Before I tell you why Red Buttons is so great, I have to talk about Mickey Rooney.
On Tuesday, there was a press conference for a PBS show called ''Pioneers of Primetime.'' It airs in November, and seems ripe for pledge breaks, but that's another story.
To promote the show, PBS had a press conference that included Mickey Rooney, Rose Marie, Sid Caesar, Carl Reiner, Red Buttons and longtime director William Asher. Combined age: About 500. Every one of them is over 80. Rose Marie and Asher arrived in wheelchairs, and a frail-looking Caesar carried a cane.
Now, Rooney was an enormously talented actor. But he also loves to talk about himself, even when he is not the subject being discussed. Years ago, I saw him turn a press conference into a pitch session for himself and for projects he would like to do. On Tuesday -- with his wife loudly applauding almost every time he spoke -- Rooney pontificated, reminisced and generally tried to steal the show from the other show-biz veterans.
At one point, when a reporter asked about Milton Berle and Fred Allen, Rooney said, ''Can I answer that?''
"I would be amazed if you didn't,'' a weary Reiner interjected.
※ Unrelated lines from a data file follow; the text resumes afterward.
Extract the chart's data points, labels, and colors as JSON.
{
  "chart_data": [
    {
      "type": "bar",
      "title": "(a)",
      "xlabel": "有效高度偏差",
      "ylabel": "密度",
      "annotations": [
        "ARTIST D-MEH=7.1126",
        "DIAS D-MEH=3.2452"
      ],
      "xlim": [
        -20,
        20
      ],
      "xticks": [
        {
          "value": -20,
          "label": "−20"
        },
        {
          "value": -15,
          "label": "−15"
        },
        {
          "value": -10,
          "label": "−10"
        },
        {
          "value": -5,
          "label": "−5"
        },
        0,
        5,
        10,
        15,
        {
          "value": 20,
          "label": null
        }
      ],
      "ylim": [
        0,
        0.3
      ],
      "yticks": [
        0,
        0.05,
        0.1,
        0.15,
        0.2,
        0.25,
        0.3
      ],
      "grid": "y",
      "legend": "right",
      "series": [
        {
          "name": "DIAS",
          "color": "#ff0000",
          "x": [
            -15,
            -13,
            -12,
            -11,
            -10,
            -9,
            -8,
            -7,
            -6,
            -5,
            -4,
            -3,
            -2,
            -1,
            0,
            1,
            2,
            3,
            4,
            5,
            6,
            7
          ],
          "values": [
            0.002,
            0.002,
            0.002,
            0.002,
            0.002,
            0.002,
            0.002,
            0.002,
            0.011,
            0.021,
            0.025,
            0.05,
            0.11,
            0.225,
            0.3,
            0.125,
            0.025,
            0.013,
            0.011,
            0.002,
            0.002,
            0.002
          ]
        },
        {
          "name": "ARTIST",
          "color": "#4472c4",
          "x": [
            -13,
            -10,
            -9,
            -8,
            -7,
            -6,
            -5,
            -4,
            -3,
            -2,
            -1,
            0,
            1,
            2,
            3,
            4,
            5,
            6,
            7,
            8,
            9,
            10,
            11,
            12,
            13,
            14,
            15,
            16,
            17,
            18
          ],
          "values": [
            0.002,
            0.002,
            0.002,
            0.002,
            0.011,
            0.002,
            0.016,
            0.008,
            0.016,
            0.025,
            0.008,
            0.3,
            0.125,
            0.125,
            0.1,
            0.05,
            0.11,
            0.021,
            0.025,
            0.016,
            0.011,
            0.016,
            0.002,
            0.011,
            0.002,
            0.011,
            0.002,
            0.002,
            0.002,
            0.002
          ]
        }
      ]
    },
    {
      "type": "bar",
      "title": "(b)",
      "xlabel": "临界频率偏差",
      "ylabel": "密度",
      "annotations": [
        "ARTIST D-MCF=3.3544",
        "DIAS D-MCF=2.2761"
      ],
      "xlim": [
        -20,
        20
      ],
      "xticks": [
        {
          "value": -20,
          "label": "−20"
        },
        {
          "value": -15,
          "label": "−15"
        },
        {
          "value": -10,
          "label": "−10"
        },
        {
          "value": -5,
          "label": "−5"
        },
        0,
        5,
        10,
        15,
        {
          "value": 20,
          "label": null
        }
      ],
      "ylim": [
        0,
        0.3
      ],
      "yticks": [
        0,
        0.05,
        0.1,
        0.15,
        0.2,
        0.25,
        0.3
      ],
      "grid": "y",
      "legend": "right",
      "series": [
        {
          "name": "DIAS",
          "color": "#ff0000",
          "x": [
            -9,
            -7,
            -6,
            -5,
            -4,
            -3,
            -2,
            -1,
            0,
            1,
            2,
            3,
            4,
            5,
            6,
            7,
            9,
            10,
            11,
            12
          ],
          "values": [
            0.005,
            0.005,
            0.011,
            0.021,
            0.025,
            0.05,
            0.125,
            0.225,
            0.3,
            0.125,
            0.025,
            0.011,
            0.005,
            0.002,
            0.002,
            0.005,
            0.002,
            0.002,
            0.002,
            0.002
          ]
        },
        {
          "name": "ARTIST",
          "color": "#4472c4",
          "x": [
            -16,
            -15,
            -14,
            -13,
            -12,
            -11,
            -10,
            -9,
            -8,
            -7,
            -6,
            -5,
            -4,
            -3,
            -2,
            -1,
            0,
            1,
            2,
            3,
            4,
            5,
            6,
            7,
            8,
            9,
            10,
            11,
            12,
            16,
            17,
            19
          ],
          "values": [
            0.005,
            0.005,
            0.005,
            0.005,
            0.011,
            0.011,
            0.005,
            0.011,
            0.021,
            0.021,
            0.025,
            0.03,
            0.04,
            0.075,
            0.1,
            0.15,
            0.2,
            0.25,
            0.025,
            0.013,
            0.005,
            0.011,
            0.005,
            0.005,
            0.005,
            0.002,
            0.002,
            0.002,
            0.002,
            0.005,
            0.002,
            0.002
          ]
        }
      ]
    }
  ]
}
Which brings me to Red Buttons. At 86, Buttons was the oldest person onstage. He was also the funniest and the most entertaining. He not only imitated James Cagney, he stood up and imitated Cagney dancing like George M. Cohan. And, as a smart performer, he read the room -- and quickly sensed the impatience with Rooney.
He began needling Rooney for laughs, with Reiner joining in. A lot of the lines have a you-had-to-be-there quality on the page, and they don't include Buttons' facial expressions. But it was astounding, as well as mean. When Rooney introduced his wife from the stage, Buttons said, ''Introduce your mistress, too.''
Some of Buttons's jokes were ancient. (Recalling wartime service with Rooney, Buttons said, ''One day, he saved our entire outfit. He killed a cook.'') But he did not really need Rooney as a foil. He also had jokes about his days in burlesque (''I was the youngest comedian in the history of burlesque. ... I billed myself as the only comedian with teeth.'') and other topics.
Most importantly, he had a sense of what worked at that press conference, with that crowd. Didn't matter if the jokes wouldn't work on the printed page, or even in the retelling by someone without Buttons's timing. That wasn't where Buttons was playing. He was working the room. And he knew how to work it.